A cache entry is a contract: a key (stable, namespaced, e.g. user:123:profile), a value (serialized; watch size), and a TTL. Decide the invalidation event per key family (on write? on TTL? on version bump?). Versioned keys (...:v2) make invalidation a write of a new key instead of a delete race.

Choosing a provider

Default to the generic recipe above (Redis or Memcached, self-hosted or managed). If the user names a cloud, read references/providers/<provider>.md for the managed-service mapping, limits, and provider-specific trade-offs.
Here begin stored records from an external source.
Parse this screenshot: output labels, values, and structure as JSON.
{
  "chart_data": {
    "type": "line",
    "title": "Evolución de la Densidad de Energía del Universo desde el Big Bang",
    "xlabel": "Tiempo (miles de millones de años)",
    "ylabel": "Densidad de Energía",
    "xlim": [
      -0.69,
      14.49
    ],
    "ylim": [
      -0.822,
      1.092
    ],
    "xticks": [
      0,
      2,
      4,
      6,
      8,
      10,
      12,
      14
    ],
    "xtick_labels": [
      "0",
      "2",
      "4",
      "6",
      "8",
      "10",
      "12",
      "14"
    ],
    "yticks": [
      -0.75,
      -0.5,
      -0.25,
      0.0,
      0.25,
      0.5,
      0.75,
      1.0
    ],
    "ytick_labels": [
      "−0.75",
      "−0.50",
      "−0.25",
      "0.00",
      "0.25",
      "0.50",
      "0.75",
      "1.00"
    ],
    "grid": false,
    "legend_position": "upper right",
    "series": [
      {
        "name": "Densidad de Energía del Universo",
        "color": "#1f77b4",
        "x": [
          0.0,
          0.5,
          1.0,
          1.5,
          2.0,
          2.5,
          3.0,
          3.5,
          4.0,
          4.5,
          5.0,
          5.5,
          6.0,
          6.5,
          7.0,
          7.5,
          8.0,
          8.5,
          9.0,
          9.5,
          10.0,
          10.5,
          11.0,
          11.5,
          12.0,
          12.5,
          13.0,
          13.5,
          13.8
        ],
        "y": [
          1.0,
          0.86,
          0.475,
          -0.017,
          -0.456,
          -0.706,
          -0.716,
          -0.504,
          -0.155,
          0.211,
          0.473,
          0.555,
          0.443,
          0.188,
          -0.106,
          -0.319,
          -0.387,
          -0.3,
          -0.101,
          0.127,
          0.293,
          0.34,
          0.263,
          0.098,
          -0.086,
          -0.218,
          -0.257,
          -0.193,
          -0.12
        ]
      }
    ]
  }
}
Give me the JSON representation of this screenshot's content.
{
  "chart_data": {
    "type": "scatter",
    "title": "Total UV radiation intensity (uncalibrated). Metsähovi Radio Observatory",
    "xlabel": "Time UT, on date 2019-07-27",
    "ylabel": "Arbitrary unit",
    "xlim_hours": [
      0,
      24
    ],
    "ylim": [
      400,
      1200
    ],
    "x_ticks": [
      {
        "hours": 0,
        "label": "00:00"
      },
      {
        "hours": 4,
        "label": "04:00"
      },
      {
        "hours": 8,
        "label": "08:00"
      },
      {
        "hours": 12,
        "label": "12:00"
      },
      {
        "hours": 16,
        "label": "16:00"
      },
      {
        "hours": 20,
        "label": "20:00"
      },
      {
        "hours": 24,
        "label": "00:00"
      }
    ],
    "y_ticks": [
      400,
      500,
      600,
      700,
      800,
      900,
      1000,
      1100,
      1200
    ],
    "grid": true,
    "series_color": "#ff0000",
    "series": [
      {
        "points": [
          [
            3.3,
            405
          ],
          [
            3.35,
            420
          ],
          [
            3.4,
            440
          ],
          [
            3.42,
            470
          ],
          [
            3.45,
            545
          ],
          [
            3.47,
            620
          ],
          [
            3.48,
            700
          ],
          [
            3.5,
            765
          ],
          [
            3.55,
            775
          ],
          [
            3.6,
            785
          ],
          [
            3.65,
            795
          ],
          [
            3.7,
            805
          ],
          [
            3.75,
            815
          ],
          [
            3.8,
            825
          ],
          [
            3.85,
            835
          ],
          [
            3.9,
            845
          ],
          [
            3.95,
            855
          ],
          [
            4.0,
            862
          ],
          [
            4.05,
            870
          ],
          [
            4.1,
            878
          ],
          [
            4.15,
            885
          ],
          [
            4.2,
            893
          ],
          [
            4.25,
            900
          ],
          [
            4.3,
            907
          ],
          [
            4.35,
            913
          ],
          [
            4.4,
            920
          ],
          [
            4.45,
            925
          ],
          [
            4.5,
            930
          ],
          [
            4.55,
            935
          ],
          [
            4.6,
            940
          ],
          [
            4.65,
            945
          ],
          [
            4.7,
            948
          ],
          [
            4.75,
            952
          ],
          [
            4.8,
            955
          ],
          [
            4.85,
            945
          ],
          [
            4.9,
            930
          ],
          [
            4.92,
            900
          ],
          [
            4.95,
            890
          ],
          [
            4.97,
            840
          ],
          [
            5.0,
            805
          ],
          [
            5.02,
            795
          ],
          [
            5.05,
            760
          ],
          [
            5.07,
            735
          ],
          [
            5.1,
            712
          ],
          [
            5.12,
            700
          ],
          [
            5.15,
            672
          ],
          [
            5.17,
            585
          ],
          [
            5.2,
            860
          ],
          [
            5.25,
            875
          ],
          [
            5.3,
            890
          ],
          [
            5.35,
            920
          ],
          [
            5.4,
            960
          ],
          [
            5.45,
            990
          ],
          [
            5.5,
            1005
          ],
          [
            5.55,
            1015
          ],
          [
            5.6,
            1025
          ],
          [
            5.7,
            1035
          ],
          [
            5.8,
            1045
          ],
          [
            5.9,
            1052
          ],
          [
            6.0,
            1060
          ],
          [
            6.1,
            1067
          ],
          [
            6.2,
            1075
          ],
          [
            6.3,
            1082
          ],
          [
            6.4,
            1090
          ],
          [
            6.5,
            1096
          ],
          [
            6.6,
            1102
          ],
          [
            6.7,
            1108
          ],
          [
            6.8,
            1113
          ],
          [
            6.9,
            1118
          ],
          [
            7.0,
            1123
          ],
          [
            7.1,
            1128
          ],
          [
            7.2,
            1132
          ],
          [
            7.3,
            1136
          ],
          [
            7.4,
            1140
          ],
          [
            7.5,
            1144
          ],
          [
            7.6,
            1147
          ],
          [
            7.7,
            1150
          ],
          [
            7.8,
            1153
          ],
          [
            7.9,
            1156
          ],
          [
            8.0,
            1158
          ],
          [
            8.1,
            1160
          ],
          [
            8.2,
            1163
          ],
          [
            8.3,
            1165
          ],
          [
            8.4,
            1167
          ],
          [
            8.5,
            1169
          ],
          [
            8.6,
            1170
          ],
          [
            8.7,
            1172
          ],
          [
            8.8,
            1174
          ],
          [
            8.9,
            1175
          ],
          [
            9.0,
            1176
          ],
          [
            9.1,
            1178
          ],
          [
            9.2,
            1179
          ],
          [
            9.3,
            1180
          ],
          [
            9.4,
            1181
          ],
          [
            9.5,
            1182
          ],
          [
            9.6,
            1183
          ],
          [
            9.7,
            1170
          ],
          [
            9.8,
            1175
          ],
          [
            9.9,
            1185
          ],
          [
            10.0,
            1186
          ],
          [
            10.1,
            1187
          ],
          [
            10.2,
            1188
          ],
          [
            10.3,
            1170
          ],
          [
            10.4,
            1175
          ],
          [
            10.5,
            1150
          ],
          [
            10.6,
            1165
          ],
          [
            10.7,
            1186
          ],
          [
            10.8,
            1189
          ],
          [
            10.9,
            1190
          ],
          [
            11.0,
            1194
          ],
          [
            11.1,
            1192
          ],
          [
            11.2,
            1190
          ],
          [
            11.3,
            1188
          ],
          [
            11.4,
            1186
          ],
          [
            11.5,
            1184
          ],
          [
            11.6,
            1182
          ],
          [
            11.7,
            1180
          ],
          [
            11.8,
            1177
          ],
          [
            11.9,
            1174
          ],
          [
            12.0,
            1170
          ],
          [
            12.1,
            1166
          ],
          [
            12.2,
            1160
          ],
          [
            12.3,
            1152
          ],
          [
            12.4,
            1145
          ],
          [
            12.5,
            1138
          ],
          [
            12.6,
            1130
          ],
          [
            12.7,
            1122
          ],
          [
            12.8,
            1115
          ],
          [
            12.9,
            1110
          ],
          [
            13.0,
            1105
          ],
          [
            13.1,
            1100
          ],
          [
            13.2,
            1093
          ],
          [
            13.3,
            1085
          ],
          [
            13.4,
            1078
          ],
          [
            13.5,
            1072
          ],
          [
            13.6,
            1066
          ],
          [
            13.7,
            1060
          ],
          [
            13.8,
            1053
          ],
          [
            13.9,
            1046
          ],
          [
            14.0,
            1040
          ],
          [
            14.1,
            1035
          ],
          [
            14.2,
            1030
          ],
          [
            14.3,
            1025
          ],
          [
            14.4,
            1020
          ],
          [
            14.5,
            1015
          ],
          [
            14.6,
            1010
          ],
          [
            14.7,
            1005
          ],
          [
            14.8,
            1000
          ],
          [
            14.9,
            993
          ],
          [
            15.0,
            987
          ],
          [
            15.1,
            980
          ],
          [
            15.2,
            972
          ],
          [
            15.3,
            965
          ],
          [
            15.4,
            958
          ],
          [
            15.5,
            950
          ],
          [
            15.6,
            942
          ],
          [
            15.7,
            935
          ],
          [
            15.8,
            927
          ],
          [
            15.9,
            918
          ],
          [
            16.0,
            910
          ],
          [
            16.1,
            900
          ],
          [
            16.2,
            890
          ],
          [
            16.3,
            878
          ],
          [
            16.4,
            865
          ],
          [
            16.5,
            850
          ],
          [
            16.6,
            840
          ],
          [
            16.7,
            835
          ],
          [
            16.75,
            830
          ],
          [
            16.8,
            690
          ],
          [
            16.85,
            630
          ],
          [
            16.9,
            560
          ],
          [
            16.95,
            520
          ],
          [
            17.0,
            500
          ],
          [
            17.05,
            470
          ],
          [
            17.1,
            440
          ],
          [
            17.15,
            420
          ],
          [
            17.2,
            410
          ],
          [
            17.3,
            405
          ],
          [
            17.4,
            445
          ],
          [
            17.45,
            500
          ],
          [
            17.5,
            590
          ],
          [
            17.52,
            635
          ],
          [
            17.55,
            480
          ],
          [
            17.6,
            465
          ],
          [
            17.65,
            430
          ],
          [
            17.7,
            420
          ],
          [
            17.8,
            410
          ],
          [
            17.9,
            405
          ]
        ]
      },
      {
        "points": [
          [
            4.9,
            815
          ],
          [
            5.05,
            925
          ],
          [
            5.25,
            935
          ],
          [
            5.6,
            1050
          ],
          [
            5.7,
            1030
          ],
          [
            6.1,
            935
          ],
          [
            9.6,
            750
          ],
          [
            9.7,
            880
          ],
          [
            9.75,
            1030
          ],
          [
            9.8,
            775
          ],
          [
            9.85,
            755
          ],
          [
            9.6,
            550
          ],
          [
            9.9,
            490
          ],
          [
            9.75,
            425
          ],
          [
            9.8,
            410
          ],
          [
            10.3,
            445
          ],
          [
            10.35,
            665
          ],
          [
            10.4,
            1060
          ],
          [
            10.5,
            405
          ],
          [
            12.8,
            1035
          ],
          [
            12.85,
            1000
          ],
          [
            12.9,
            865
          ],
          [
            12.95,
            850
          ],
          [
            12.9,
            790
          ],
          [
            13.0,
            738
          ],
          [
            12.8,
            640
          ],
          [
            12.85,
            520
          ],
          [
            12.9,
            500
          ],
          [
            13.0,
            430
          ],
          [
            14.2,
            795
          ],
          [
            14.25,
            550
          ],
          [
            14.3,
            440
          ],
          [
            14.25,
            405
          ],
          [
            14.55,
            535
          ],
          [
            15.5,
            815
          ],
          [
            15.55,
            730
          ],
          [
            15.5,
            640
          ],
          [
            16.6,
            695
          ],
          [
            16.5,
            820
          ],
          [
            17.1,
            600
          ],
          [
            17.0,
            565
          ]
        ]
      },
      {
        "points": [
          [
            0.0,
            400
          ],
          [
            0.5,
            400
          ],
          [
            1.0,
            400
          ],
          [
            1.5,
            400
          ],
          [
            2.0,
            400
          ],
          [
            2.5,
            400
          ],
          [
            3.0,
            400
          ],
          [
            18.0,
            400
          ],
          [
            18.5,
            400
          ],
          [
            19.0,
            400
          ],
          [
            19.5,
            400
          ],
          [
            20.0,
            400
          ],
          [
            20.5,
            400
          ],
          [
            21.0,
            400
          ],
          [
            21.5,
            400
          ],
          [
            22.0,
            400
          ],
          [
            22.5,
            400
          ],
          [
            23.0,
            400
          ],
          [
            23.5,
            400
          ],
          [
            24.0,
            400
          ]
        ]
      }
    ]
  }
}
If no file exists for that provider, the generic recipe is the answer.

Diagram

To visualize the cache-aside read path (app → cache → miss → origin → populate) or the stampede/fallback flow, use the in-plugin architecture-diagram skill — cache nodes use the cache color, the origin its store color, and the miss path a dashed arrow.

Related building blocks

content-delivery — pairs with this as the edge layer above it; CDN/edge caching for static and media (that concept lives there).
data-storage — depends on this as the origin a cache protects; its read replicas are an alternative to caching reads, and cache-node sharding mirrors its partitioning. (Consistent-hashing theory is owned by consistency-coordination.)
consistency-coordination — pairs with this when staleness is unacceptable and read-your-writes or stronger guarantees are required.
back-of-the-envelope — feeds into this skill: it supplies the read ratio and hot-set size that justify a cache.
resilience-failure — pairs with this; rate limiting and circuit breakers (owned there) help contain the retry storms a misbehaving cache can trigger.
system-design — owned-concept lives in the orchestrator: the reasoning loop, the trade-off method, and the ten failure modes.

References

references/deep-dive.md — invalidation patterns, single-flight/coalescing, consistent hashing for cache sharding, Redis vs Memcached internals, local (L1) + distributed (L2) tiers. Read when designing the cache layer in detail.
references/providers/{generic,aws,azure,gcp}.md — service mappings, limits, and pitfalls per environment.